Construction costs soaring as London hit the hardest

The recently published International Construction Costs Index has revealed a worrying statistics that could seriously effect development in London, writes development specialist Richard Carr.

Rising costs

Richard Carr Construction Image

Construction costs soaring

The report, commissioned by global design and consultancy business Arcadis, found that London is the most expensive city in Europe and the second most expensive city worldwide in which to build.

Only New York tops London across the globe with the report revealing that cost premiums in the top cities range from 40% to 60% in comparison with other European counterparts.

Cities like Doha and Dubai rank low down in the top 20 thanks to the low cost of labour and energy.

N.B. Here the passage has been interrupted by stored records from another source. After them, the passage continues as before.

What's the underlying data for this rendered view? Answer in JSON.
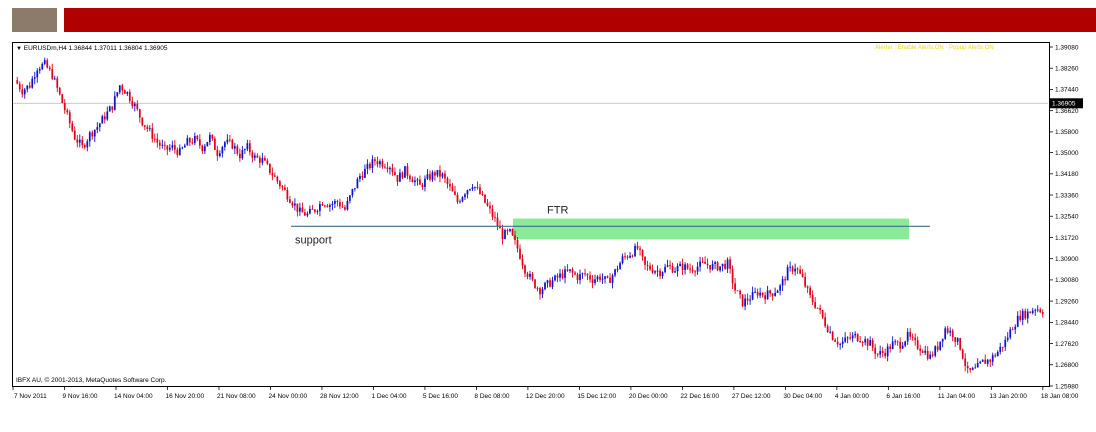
{
  "header": {
    "thumb_color": "#8c7a6b",
    "banner_color": "#b00000"
  },
  "chart_header": {
    "symbol_line": "EURUSDm,H4  1.36844 1.37011 1.36804 1.36905",
    "alert_text": "Alerter : Enable Alerts:ON - Popup Alerts:ON",
    "copyright": "IBFX AU, © 2001-2013, MetaQuotes Software Corp."
  },
  "chart_data": {
    "type": "candlestick",
    "symbol": "EURUSDm",
    "timeframe": "H4",
    "y_ticks": [
      "1.39080",
      "1.38260",
      "1.37440",
      "1.36620",
      "1.35800",
      "1.35000",
      "1.34180",
      "1.33360",
      "1.32540",
      "1.31720",
      "1.30900",
      "1.30080",
      "1.29260",
      "1.28440",
      "1.27620",
      "1.26800",
      "1.25980"
    ],
    "ylim": [
      1.2598,
      1.3908
    ],
    "current_price": "1.36905",
    "x_ticks": [
      "7 Nov 2011",
      "9 Nov 16:00",
      "14 Nov 04:00",
      "16 Nov 20:00",
      "21 Nov 08:00",
      "24 Nov 00:00",
      "28 Nov 12:00",
      "1 Dec 04:00",
      "5 Dec 16:00",
      "8 Dec 08:00",
      "12 Dec 20:00",
      "15 Dec 12:00",
      "20 Dec 00:00",
      "22 Dec 16:00",
      "27 Dec 12:00",
      "30 Dec 04:00",
      "4 Jan 00:00",
      "6 Jan 16:00",
      "11 Jan 04:00",
      "13 Jan 20:00",
      "18 Jan 08:00"
    ],
    "close_path": [
      1.378,
      1.374,
      1.376,
      1.383,
      1.384,
      1.38,
      1.372,
      1.364,
      1.356,
      1.352,
      1.357,
      1.36,
      1.364,
      1.368,
      1.376,
      1.373,
      1.368,
      1.362,
      1.358,
      1.354,
      1.351,
      1.352,
      1.35,
      1.354,
      1.355,
      1.352,
      1.356,
      1.35,
      1.354,
      1.353,
      1.349,
      1.352,
      1.348,
      1.347,
      1.343,
      1.339,
      1.335,
      1.331,
      1.327,
      1.326,
      1.328,
      1.331,
      1.33,
      1.331,
      1.328,
      1.335,
      1.341,
      1.344,
      1.347,
      1.346,
      1.345,
      1.34,
      1.343,
      1.34,
      1.337,
      1.34,
      1.342,
      1.341,
      1.336,
      1.331,
      1.335,
      1.338,
      1.334,
      1.329,
      1.324,
      1.318,
      1.319,
      1.313,
      1.305,
      1.3,
      1.297,
      1.299,
      1.301,
      1.303,
      1.304,
      1.302,
      1.303,
      1.301,
      1.302,
      1.3,
      1.304,
      1.309,
      1.311,
      1.313,
      1.306,
      1.305,
      1.304,
      1.306,
      1.305,
      1.306,
      1.305,
      1.306,
      1.307,
      1.306,
      1.306,
      1.307,
      1.297,
      1.292,
      1.294,
      1.296,
      1.295,
      1.296,
      1.298,
      1.304,
      1.306,
      1.301,
      1.294,
      1.29,
      1.284,
      1.279,
      1.276,
      1.278,
      1.279,
      1.278,
      1.276,
      1.272,
      1.273,
      1.276,
      1.276,
      1.279,
      1.276,
      1.274,
      1.271,
      1.275,
      1.282,
      1.28,
      1.275,
      1.265,
      1.266,
      1.269,
      1.27,
      1.273,
      1.277,
      1.283,
      1.287,
      1.288,
      1.29,
      1.289
    ],
    "support": {
      "label": "support",
      "price": 1.3215
    },
    "ftr": {
      "label": "FTR",
      "price_top": 1.3245,
      "price_bottom": 1.3165
    },
    "colors": {
      "bull": "#1010d0",
      "bear": "#e0001a",
      "zone": "#7de889",
      "support_line": "#3d6f8f",
      "grid": "#c8c8c8",
      "badge": "#000000"
    }
  }
}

Of the 44 cities analysed in the index, London’s expensive construction market stood out for its crucial imbalance. A strong demand from both domestic and international investors has increased interest in London development, however limited bidding resources and opportunism by contractors has driven up prices of construction.

For example:

  • A 5 star hotel costs 20% more in construction work in London than in Paris and is 50% higher than in Dubai

High inflation, which has affected the cost of labour and profit margins, Richard Carr believes is threatening the viability of commercial and public sector building projects such as residential development.

“In London, the synchronised recovery is losing momentum. With inflated construction costs and high land values threatening the viability of commercial and residential development, workloads look to be losing steam even before the capital’s infrastructure boom really takes flight,” explained Simon Light, Arcadis UK client development director.

State-side appeal

Despite the rising construction costs, Arcadis’ report claimed that the London market continues to be attractive with investors from across the Pacific. The strength of the US dollar has put US investors is a positive position.

Richard Carr believes that the government has a huge opportunity with the influx of refugees to put them on construction training and get them contributing to the country’s GDP. The irony of George Osbourne’s desire to build more “yet to be seen” is that the labour market will shrink further in construction and costs will escalate further.